Members of the National Academy of Recording Arts and Sciences are also getting on the Stax bandwagon, awarding the studio’s house band, Booker T & the MGs, a Lifetime Achievement Award and giving a posthumous Trustee Award to label co-founder Estelle Axton.

“Estelle was a mother to so many musicians, and she fostered a lot of the young people at Stax, encouraging them and giving them a chance,” says Katherine Sage, senior project manager of the Memphis chapter of the Recording Academy.

While both awards will be presented on the eve of the 49th Annual Grammys, slated to air on Sunday, February 11th, Sage says that both Axton and the MGs will receive televised recognition.

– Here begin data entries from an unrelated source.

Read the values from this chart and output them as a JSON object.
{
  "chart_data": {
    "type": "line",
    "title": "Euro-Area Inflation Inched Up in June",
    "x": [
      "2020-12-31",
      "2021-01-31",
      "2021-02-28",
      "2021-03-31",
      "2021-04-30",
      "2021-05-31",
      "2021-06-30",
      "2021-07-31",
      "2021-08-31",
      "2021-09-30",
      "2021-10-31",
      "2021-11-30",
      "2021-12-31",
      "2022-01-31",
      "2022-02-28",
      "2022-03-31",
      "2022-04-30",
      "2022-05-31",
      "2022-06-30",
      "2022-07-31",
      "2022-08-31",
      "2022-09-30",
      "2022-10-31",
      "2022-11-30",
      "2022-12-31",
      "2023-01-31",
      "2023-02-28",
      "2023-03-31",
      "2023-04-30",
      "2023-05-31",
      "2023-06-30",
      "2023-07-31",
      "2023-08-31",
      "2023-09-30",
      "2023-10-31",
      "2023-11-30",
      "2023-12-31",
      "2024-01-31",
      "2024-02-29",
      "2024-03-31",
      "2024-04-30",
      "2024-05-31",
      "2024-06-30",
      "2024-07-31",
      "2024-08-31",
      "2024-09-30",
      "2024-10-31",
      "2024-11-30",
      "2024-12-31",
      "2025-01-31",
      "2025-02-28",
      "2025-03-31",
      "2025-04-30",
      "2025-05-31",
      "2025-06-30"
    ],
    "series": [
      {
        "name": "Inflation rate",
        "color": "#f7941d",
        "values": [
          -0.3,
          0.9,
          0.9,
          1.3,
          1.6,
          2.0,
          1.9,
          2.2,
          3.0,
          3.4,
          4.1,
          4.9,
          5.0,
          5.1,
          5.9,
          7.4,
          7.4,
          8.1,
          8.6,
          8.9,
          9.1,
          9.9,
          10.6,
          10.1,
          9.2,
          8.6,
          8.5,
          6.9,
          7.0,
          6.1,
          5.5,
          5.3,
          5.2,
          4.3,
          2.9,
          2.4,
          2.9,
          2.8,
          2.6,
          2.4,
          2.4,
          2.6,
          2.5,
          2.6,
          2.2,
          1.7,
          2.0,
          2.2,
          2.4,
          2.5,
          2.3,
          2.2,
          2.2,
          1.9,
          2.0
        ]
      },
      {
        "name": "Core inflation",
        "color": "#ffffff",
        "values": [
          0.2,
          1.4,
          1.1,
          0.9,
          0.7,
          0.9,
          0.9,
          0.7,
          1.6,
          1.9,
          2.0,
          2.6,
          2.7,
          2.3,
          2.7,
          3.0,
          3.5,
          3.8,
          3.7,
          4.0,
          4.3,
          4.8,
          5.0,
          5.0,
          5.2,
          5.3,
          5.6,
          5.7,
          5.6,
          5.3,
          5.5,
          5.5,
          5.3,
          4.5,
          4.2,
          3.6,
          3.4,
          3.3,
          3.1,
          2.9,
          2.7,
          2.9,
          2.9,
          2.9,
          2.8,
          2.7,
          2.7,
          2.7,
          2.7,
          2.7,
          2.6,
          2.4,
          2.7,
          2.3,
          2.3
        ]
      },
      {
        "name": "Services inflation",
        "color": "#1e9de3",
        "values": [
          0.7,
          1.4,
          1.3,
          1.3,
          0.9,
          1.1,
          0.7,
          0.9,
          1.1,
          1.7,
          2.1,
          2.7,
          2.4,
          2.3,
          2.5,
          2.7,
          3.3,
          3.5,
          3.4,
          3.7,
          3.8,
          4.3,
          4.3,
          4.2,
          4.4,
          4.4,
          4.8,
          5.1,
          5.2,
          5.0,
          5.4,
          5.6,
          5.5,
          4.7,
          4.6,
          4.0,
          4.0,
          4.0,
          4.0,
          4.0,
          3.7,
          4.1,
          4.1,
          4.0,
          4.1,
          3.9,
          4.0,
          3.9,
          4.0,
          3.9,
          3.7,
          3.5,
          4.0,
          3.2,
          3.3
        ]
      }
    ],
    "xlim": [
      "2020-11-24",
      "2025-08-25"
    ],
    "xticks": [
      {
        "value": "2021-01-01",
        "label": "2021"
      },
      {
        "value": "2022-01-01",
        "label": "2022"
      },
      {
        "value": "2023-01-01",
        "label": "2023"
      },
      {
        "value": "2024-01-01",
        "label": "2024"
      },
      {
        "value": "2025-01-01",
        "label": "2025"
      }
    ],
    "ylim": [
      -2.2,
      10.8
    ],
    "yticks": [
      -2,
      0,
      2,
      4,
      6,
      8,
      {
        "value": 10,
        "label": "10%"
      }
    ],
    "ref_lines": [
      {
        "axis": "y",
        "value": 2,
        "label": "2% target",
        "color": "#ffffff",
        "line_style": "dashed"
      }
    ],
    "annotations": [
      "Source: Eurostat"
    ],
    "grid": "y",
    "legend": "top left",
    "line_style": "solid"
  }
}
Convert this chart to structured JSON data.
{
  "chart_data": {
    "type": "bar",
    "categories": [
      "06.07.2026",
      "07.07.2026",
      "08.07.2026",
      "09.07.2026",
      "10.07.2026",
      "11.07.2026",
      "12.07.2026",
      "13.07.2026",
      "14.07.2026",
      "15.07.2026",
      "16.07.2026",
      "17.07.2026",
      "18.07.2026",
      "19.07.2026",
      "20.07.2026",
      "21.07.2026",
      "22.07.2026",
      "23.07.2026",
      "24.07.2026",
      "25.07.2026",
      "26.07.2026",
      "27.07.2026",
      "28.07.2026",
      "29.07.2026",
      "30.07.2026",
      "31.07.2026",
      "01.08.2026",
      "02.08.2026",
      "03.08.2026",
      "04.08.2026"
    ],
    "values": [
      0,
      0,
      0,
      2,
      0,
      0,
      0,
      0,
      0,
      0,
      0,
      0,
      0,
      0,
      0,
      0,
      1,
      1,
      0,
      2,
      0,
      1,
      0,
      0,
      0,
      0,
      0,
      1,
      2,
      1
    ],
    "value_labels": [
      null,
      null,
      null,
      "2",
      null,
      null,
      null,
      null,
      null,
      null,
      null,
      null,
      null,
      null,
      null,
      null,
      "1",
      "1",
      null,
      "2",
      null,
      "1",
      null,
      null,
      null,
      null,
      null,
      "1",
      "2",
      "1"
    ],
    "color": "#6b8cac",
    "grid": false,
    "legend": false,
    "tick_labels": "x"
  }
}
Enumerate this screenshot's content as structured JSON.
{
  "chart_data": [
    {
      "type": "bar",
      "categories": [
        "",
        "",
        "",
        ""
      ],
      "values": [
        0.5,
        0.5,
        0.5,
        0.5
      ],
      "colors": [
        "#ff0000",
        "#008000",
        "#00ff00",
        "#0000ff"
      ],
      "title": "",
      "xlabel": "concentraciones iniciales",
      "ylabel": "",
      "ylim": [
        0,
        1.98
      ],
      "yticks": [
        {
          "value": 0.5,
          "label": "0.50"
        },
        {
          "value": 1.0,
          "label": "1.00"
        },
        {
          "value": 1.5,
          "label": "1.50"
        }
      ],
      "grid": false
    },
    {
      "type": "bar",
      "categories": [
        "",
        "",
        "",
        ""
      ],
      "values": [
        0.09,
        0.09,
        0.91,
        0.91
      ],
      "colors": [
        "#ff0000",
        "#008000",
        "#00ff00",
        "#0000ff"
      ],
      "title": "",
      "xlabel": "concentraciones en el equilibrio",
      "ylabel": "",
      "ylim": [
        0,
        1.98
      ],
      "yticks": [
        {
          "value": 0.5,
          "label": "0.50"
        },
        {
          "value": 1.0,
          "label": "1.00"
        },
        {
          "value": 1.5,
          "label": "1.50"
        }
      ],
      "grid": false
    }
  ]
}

For just $25, you can attend a Grammy viewing party at the Hard Rock Café on Beale Street, along with local nominees, Recording Academy members, and a slew of VIPs. The show starts at 7 p.m., and food and drinks are on the house. For more information, go to www.Grammy.com.

Taking a cue from Axton, Sage has launched a project with Midtown rockers Giant Bear.

“I saw them perform at Otherlands, and I was amazed at their musicianship,” she recalls. “I was also impressed that they played all original music and that four out of five band members sing lead.”

After buying their album, Sage presented an offer to the group: “I felt that I could help them create a better recording, so I pulled together various producers to work with them to develop their songs. They were doing so great on their own that it didn’t take much help, so I put a team together for a recording session.”

In January, Giant Bear spent 10 days at Young Avenue Sound with producers Bill Ellis, Louis Myers, and Jimmy Davis and engineer Kevin Houston. When they emerged, they had 12 songs, including four that Sage produced herself. The album should be released April 1st; in the meantime, you can catch Giant Bear live at the Young Avenue Deli on Saturday, February 10th.